I am not one who looks at our current monetary system and believes that changes must revert back to a standard based on precious metals. I understand that such a standard requires government intervention by controlling the prices of the metals in order to create a monetary standard that does not allow for growth and expansion. History shows that the attempt to control the prices of precious metals while trying to maintain economic growth has not worked. We can look at the Coin Act of 1873, also known as the Crime of 1873, for manipulating silver out of the monetary system and creating a series of recessions and depressions because of the lack of real growth.

On the other end, taking the U.S. off the gold standard in 1933 was the first step in expansion of the U.S. economy. The final step in economic growth was fully breaking the dollar’s tie to gold while allowing the price of gold and the U.S. dollar to trade freely on open markets. Even though the United States experienced a concept call stagflation in the 1970s, the strength of the U.S. dollar was growing around the world. It was during this time that many economies were basing their own currencies on dollars to where some countries use dollars instead of their local currency.

After many years of seeing the dollar take over economies all over the world, the European Union joined to form a common currency in order to offer an alternative to the U.S. dollar. When the Euro was launched in 1999, the two European economic powers went in different directions. Germany, which has a significant manufacturing and technology base, joined the Euro while Great Britain, worrying about its sovereignty because it could not control its currency, kept its currency based on the Pound. Today, the Euro is having problems with the economic programs throughout Europe (Greece, Ireland, and Portugal with Spain not far behind) and Great Britain able to weather their own storm, albeit not without protest. Talk about replacing the Dollar with the Euro as the benchmark currency have subsided.

The issue of sovereignty becomes an interesting question with a joint resolution introduced to the Virginia House of Delegates. House Joint Resolution No. 557, introduced by Del. Bob Marshall (R-Manassas 13th district), to “[Establish] a joint subcommittee to study whether the Commonwealth should adopt a currency to serve as an alternative to the currency distributed by the Federal Reserve System in the event of a major breakdown of the Federal Reserve System.”
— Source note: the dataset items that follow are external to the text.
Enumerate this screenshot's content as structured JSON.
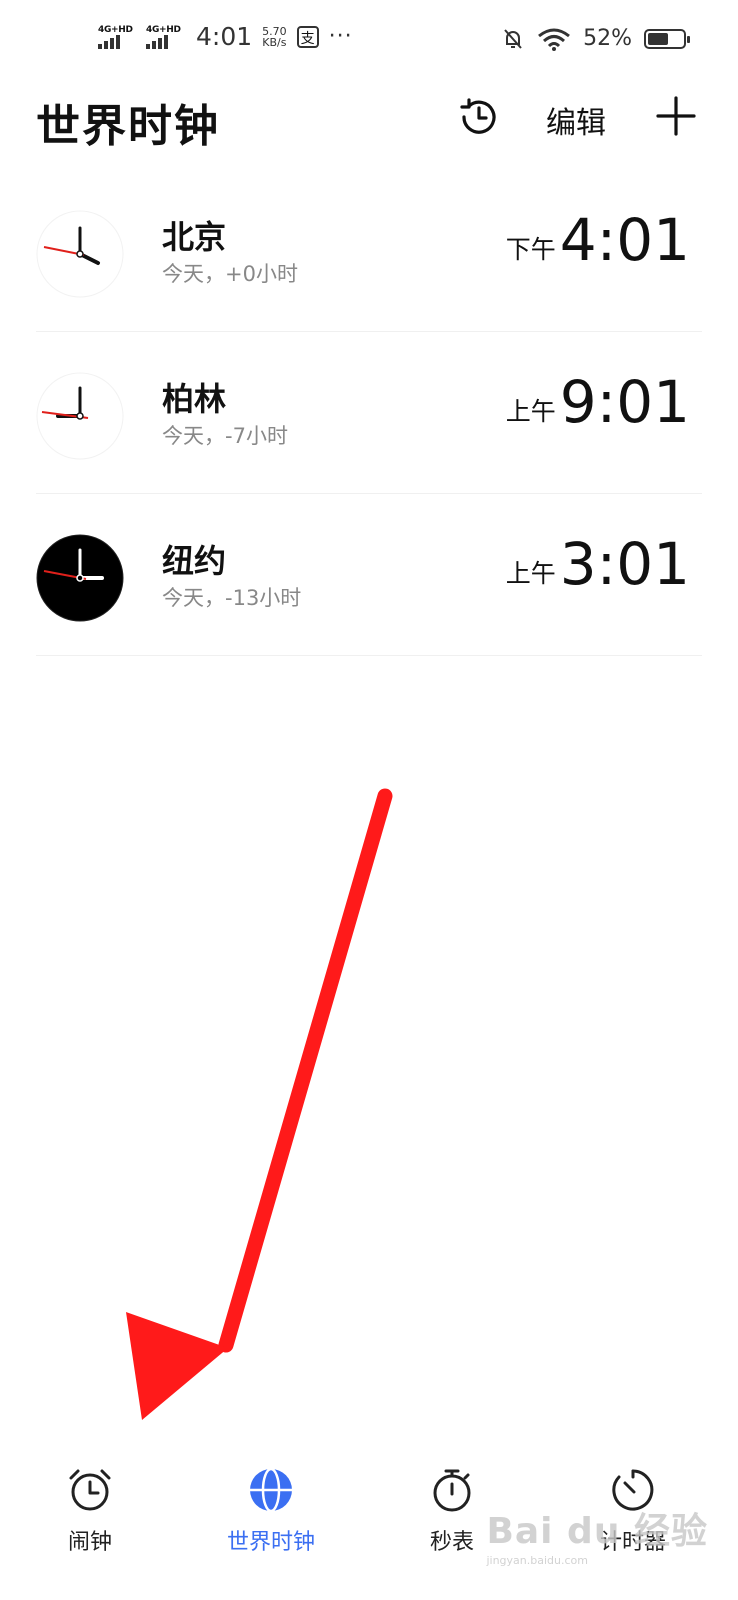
{
  "status_bar": {
    "sim1": "4G+HD",
    "sim2": "4G+HD",
    "time": "4:01",
    "speed_value": "5.70",
    "speed_unit": "KB/s",
    "pay_icon_text": "支",
    "more": "···",
    "battery": "52%"
  },
  "header": {
    "title": "世界时钟",
    "edit_label": "编辑"
  },
  "clocks": [
    {
      "city": "北京",
      "offset": "今天，+0小时",
      "ampm": "下午",
      "time": "4:01",
      "dark": false
    },
    {
      "city": "柏林",
      "offset": "今天，-7小时",
      "ampm": "上午",
      "time": "9:01",
      "dark": false
    },
    {
      "city": "纽约",
      "offset": "今天，-13小时",
      "ampm": "上午",
      "time": "3:01",
      "dark": true
    }
  ],
  "tabs": [
    {
      "label": "闹钟",
      "icon": "alarm-clock-icon",
      "active": false
    },
    {
      "label": "世界时钟",
      "icon": "globe-icon",
      "active": true
    },
    {
      "label": "秒表",
      "icon": "stopwatch-icon",
      "active": false
    },
    {
      "label": "计时器",
      "icon": "timer-icon",
      "active": false
    }
  ],
  "watermark": {
    "text": "Bai du 经验",
    "sub": "jingyan.baidu.com"
  },
  "colors": {
    "accent": "#3b6ff2",
    "second_hand": "#e0201b",
    "annotation_arrow": "#ff1a1a"
  }
}
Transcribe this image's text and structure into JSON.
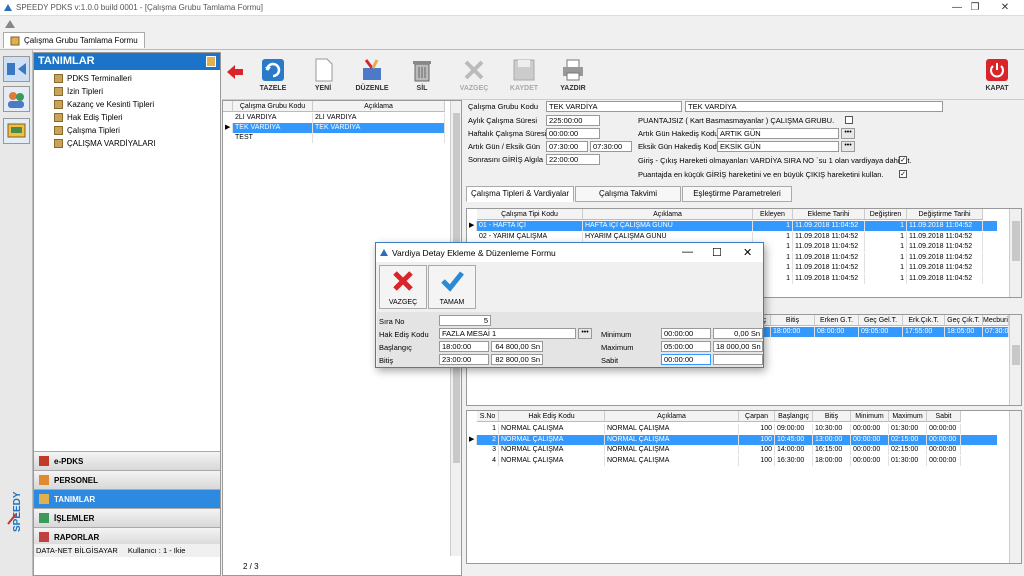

As with many bills on both the federal and state level, the bill begins with paragraphs what begin “Whereas….” For this joint resolution, it claims authority by cherry picking rulings from 19th century rulings made during the height of the Robber Barron era before the introduction of the various Anti-Trust Acts to justify the assumptions. They also cherry pick statements from the United States Code (U.S.C.) that take the statements out of context in order to pervert their meanings.

The “Whereas…” section also claims that “many widely recognized experts predict the inevitable destruction of the Federal Reserve System&rsuqo;s currency through hyperinflation in the foreseeable future.” Who are these experts?

If the resolution passes, it directs that a joint committee will be created to study whether the Treasurer of the Commonwealth of Virginia and the Bureau of Financial Institutions can and should coin its own money for use within the Commonwealth should the Federal Reserve or other sources collapse. The committee is supposed to report its findings by the first day of the 2012 Regular Session of the General Assembly.

After living in the Washington, DC area for almost 20 years and having jobs that worked with the federal government, I have seen my share of wingnuts from both sides of the aisle. But I have come to learn that the extremes on either side is aptly described as extreme. The extreme nature of this resolution ignores Article I, Section 10 of the U.S. Constitution that says “No State shall… coin Money.”

While the Federal Reserve and the U.S. Mint has its issues regarding the policies of the manufacture and distribution of money (remember the Bureau of Engraving and Printing prints the currency), proposing to violate the constitution is unconscionable. Besides, if it ever gets to the point that the Federal Reserve fails, Virginia coining their own money may be the least of our problems.